Last year, the House of Commons Science and Technology Select Committee report, Cancer Research - a follow up, raised the issue of funding specifically set aside for cancer services, as earmarked in the Cancer Plan, not reaching patients and services at the front line. Following its recommendation for end-of-year accounts for 2000-2001 to be published and pressure from cancer charities, an emergency audit was ordered by Alan Milburn in January to track these funds amounting to over £320 million. If the funding cannot be accounted for, then how far can we expect the new technologies and therapies that constantly make the headlines to become accessible? And if, as a result of this episode, the government has to ringfence certain programmes as has been suggested, then how will a further discrepancy between the services in different regions and the treatment of different cancers be avoided?

However, as Elisabeth Davies, Chief Executive of the UK Breast Cancer Coalition argues, the assessment of cancer services "is not purely a funding issue. We need to ask if government guidance is actually improving access to care". Davies says that the establishment of the National Institute for Clinical Excellence (NICE) in 1999 was welcomed by patient organisations, who hoped it would even out regional inequalities in cancer care. However the low local impact of this guidance disappointed expectations.

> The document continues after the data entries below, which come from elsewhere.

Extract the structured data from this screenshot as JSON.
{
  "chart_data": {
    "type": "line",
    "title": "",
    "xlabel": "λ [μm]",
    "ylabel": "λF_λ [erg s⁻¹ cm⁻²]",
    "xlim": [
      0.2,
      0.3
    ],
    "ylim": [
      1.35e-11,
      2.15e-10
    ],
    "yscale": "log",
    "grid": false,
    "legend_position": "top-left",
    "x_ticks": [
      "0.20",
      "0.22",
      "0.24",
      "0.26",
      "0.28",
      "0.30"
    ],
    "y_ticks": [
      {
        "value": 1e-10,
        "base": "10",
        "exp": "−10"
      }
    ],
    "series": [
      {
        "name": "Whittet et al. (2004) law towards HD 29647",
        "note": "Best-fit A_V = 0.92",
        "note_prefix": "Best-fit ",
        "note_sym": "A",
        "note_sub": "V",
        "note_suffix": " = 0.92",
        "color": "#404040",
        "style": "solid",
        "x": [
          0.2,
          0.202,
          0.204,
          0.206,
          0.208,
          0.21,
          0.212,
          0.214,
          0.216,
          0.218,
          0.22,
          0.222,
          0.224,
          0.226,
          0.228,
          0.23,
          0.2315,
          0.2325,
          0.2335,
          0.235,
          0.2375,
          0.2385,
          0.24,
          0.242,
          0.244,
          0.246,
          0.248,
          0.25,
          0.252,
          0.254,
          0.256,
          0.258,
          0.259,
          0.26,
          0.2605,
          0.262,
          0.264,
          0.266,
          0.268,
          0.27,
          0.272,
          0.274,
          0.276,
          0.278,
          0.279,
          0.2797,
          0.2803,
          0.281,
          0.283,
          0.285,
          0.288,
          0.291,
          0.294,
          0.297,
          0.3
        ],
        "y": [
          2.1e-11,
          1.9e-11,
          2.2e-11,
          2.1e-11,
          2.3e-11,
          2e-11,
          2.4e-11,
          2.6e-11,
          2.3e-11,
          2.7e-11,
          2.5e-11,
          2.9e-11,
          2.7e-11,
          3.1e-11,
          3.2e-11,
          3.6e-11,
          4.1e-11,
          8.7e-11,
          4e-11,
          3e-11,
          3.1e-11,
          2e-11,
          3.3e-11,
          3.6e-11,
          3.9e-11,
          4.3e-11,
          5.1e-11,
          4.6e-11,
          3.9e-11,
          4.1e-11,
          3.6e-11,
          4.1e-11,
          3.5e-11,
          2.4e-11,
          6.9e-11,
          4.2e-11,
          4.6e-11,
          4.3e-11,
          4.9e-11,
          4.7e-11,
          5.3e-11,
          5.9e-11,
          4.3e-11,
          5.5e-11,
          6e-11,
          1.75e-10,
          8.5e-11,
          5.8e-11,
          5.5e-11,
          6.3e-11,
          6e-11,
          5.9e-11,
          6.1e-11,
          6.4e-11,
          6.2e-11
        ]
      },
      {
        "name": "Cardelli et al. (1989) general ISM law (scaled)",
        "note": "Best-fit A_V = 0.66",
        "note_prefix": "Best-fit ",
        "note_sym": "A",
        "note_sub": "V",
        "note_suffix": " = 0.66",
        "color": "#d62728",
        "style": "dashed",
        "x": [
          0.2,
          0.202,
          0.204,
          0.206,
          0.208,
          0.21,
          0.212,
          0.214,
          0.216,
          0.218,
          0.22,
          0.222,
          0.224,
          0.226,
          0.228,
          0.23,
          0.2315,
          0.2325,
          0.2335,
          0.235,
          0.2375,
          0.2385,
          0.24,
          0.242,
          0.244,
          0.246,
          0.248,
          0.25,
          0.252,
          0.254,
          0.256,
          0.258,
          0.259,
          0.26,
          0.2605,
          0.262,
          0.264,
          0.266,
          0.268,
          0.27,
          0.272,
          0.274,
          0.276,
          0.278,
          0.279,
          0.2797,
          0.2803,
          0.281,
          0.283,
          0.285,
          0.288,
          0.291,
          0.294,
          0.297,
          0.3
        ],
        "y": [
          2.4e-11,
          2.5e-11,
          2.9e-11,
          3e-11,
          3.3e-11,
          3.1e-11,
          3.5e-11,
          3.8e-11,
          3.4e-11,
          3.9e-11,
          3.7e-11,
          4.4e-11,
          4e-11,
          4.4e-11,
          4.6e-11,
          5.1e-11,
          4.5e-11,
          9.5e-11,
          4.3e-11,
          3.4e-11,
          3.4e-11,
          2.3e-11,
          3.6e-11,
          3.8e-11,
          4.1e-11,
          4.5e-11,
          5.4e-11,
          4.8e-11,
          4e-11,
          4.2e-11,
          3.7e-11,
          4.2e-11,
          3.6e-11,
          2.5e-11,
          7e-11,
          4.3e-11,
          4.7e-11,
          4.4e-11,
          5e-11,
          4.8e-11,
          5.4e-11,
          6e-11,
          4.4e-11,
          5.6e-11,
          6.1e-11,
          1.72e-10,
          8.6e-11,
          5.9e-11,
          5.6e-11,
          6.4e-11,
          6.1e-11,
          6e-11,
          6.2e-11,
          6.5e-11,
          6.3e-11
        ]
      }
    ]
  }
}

As with the currently unaccounted for extra funds allotted to cancer, the monitoring systems required to implement NICE guidelines were not always in place. A survey carried out by the charity CancerBACUP, published in December 2001, found that fewer than half the health authorities in England and Wales had a policy for monitoring local compliance with NICE guidance and the majority were unable to say whether national guidance on cancer treatment was being implemented. Furthermore, while NICE guidance on taxanes for treating breast and ovarian cancer was being implemented almost everywhere, guidance on a wide range of treatments for other types of cancer was not being followed in all parts of the country.

The survey also drew attention to concerns about structural change in the NHS, "with the disappearance of health authorities and the emergence of Strategic Health Authorities, which will have no commissioning function in cancer, and primary care trusts, which have little commissioning experience". It is in the light of this structural change that the UK Breast Cancer Coalition, with support from CancerBACUP, Breast Cancer Care and Breakthrough Breast Cancer, has recently co-ordinated a study on the implementation of NICE guidance, which questioned every PCT in England about the monitoring systems they had in place. The study is focused on breast cancer but should, as Davies points out, provide indicators about the state of treatment for other cancers.

The findings of the survey should be published by April, by which time the information about the additional investment in cancer services should also have been made available. Both are likely to prompt a rethinking of how cancer services across the country are not only implemented but also monitored. There is no single cancer, no single cause and no single treatment, and each of the advances we read about each week present an undeniably significant, yet small, step forward in one particular area of an inevitably multilayered and multifaceted process. In attempting to manage the disease, our first priority should surely be to establish manageable networks and an appropriate balance between local and national control. The restructuring of the health service, and the evident lack of transparency in the transfer of funds and guidance from national to local establishments that this is bringing about, clearly demands greater attention than it is at present given.